WRITTEN ON September 4th, 2007 BY Ruth Kennedy AND STORED IN Foundation of Trust, Identity, What do we want?, Wibbipedia/MindtheGap

Why do you need to give your postcode if you want to buy a £10 freeview/digi box from Tesco?

Why is it impossible to register for a municipal swimming pool discount card in Southwark without giving your date of birth?

And now that I have clearly completely lost my mental faculties… Which is the least worst course of action when your brain has run out of room to remember passwords and associate them correctly with the appropriate user name: to re-use the same passwords to access multiple web-services, or have sufficient unique passwords written down somewhere?

Come on ninjas, help me out

6 Responses to “Ideal Gov-ipedia Qs”

 
marek wrote on September 4th, 2007 5:00 am :

Questions 1 and 2 are unfathomable and unanswerable.

Question 3 is easy.

Password Safe [ passwordsafe dot sourceforge dot net – since your comments don’t seem to like URLs]

Open source, originally from Bruce Schneier (though he is no longer involved), breathtakingly simple. It’s a secure database which holds usernames and passwords, will happily generate random hard to crack passwords on the fly, will cut and paste to wherever you need them, and tidy up securely after itself – and can be carried around on a memory stick if you want to use it on more than one machine. All you ever need to remember is the single password to get into the database in the first place. Though if you can’t remember that you are *really* stuck.

bds wrote on September 4th, 2007 10:17 pm :

Shops are required by law (probably in the Communications Act 2003 somewhere) to request a name and postcode from anyone buying equipment capable of receiving a broadcast signal. This is then passed on to Capita and, if the details do not match their TV Licence database, initiates a never-ending series of faintly threatening letters.

I do not think any retailer checks whether the postcode belongs to the buyer, and I suspect that 10 Downing Street (SW1A 2AJ), Broadcasting House (W1 1AA) and Television Centre (W12 7RJ) have an awful lot of registered televisions!

As well as using Password Safe for those sites where *I* care about the security, I use the same username/password on sites where there is no consequence if the security is compromised.

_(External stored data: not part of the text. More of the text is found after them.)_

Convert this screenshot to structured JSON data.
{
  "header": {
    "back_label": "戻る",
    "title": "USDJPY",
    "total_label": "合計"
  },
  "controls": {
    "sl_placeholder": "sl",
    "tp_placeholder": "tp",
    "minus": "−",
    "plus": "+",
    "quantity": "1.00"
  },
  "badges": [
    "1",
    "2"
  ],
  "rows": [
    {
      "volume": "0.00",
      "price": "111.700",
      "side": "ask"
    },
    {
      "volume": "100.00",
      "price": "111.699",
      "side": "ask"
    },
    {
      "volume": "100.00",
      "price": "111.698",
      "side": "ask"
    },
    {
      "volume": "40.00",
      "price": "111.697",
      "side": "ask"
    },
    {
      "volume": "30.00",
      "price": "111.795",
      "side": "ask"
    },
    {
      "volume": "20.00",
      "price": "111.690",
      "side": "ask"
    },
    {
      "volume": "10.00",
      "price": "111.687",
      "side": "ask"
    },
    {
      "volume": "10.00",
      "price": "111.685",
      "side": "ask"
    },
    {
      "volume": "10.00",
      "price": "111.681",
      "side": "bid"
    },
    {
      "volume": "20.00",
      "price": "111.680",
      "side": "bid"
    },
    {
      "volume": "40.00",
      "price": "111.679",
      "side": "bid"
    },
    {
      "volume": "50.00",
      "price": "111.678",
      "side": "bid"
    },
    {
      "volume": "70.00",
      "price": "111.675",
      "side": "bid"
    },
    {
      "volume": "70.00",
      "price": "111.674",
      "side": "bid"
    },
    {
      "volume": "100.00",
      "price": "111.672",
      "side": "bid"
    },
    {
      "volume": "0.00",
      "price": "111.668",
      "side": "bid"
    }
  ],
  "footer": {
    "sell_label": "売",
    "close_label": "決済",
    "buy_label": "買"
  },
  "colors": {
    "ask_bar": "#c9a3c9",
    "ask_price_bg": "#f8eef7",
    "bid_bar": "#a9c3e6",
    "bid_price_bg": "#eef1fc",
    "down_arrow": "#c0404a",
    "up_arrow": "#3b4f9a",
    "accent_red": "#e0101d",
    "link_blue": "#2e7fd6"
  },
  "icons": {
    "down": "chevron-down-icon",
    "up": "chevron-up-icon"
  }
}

For sites with over-intrusive registration or that I only want to use once, I head over to www dot bugmenot dot com to borrow an existing registration.

Ian Brown wrote on September 5th, 2007 1:40 am :

Question 1 – TV licensing absurdities.

Question 2 – lack of more than a millisecond of consideration of data protection law by the system designers.

Question 3 – use InfoCards in Vista and various open source implementations for other browers ๐Ÿ™‚

Paul wrote on September 12th, 2007 11:46 am :

I’m intrigued by the use of online safe-type applications. However, *my* worry about passwords is that these are also increasingly being used for telephone banking and the like. For example, I have to have two separate passwords for my main current/checking account. Telephone banking requires numerics only and also increasingly the asking of a personal question. Of course the temptation (and my personal failure) is to use the same passwords whereever possible.

So please … any broader look at the best way to record and therefore remember passwords.

Ian Brown wrote on September 12th, 2007 11:56 am :

The real answer to online banking security is to make use of the serious authentication hardware the banks have already created in chip and PIN.

Ideal Gov administrator wrote on September 16th, 2007 11:19 pm :

William writes –

The first two are examples of breaches of what we called the principle of maximal anonymity (Caspar Bowden’s idea, as I recall) in our 1999 Better Information-age Government pamphlet “I am not a number”.

On the last point I agree with Marek and bds, I use Passwordsafe, following the advice of a Ross Anderson piece about what sorts of passwords are easy to remember and what sort are easy to crack.